How Does Sound Travel
Have you ever thrown pebbles in a pool of water? The impact of pebbles in water creates ripples of waves that spread in the pool. In a similar fashion, vibrations cause waves in the air. We hear the sound when these waves reach our ears. To understand how this happens, let us take the example of a loudspeaker.
When a loudspeaker is switched on, a membrane in the loudspeaker moves backwards and forwards, i.e., it vibrates. This causes the air molecules surrounding the loudspeaker to vibrate. If we imagine the air molecules to be like small balls, a sound wave travelling through air alternatively pushes these balls close together and then pulls them away from each other. The areas where they lie together are called compressions, and the areas where they lie away from one another are called rarefactions. A diagrammatic representation of the propagation of sound waves produced when a drummer beats the drum is shown in figure.
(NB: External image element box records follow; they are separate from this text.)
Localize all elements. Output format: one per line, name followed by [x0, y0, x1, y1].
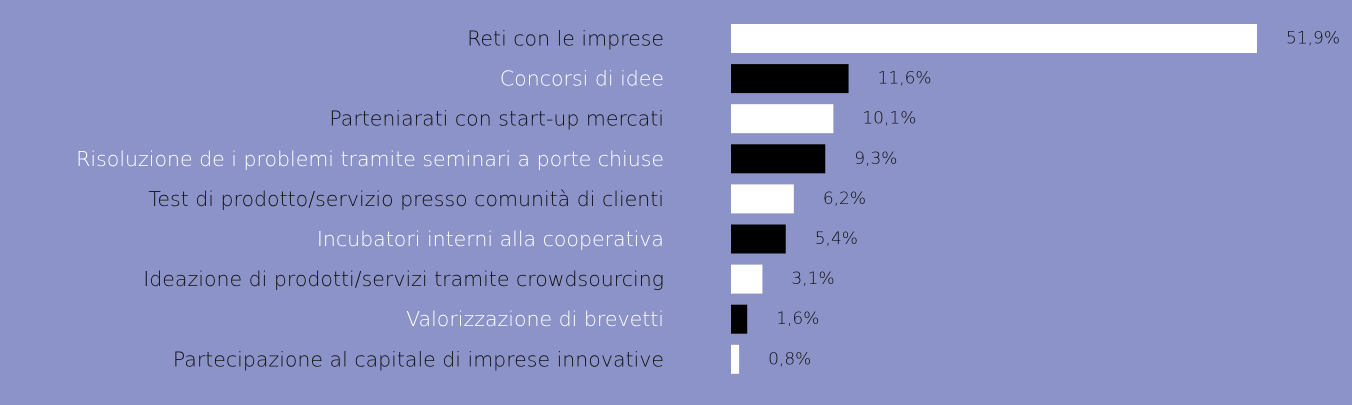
bar — [731, 264, 763, 294]
value-labels: 51,9% 11,6% 10,1% 9,3% 6,2% 5,4% 3,1% 1,6% 0,8% — [768, 29, 1340, 370]
category-label: Ideazione di prodotti/servizi tramite cr… — [143, 267, 664, 291]
bar — [731, 144, 826, 174]
category-label: Concorsi di idee — [500, 67, 664, 91]
value-label: 51,9% — [1286, 29, 1340, 49]
category-label: Risoluzione de i problemi tramite semina… — [76, 147, 664, 171]
bar — [731, 24, 1257, 53]
bar — [731, 184, 794, 214]
bars — [731, 24, 1257, 374]
value-label: 3,1% — [791, 269, 834, 289]
category-label: Test di prodotto/servizio presso comunit… — [148, 187, 664, 211]
category-label: Incubatori interni alla cooperativa — [317, 227, 664, 251]
value-label: 5,4% — [815, 229, 858, 249]
bar — [731, 304, 748, 334]
value-label: 9,3% — [854, 149, 897, 169]
category-label: Partecipazione al capitale di imprese in… — [173, 347, 664, 371]
value-label: 1,6% — [776, 309, 819, 329]
category-label: Reti con le imprese — [467, 27, 664, 51]
value-label: 10,1% — [862, 109, 916, 129]
category-label: Valorizzazione di brevetti — [406, 307, 664, 331]
value-label: 6,2% — [823, 189, 866, 209]
value-label: 11,6% — [878, 69, 932, 89]
bar — [731, 224, 786, 254]
bar — [731, 104, 834, 134]
category-label: Parteniarati con start-up mercati — [329, 107, 664, 131]
bar — [731, 64, 849, 94]
value-label: 0,8% — [768, 349, 811, 369]
bar — [731, 344, 740, 374]
category-labels: Reti con le imprese Concorsi di idee Parte… — [76, 27, 664, 372]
As the sound wave propagates, the molecules themselves do not move from one point to another, they only vibrate about a mean position. It is the effect that propagates and reaches our ears.
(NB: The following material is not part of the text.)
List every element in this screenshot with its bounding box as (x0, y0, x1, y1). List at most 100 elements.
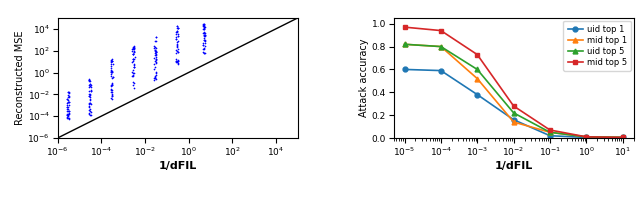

Sound Needs a Medium to Travel
Sound waves require a material like a solid, liquid, or gas to travel through. (See activity on making a toy telephone at the end of the chapter. There the string attached to the cups is the , medium.) They cannot travel through vacuum. This is because sound travels by producing a vibration in the molecules of the medium surrounding it and there are virtually no molecules – in vacuum.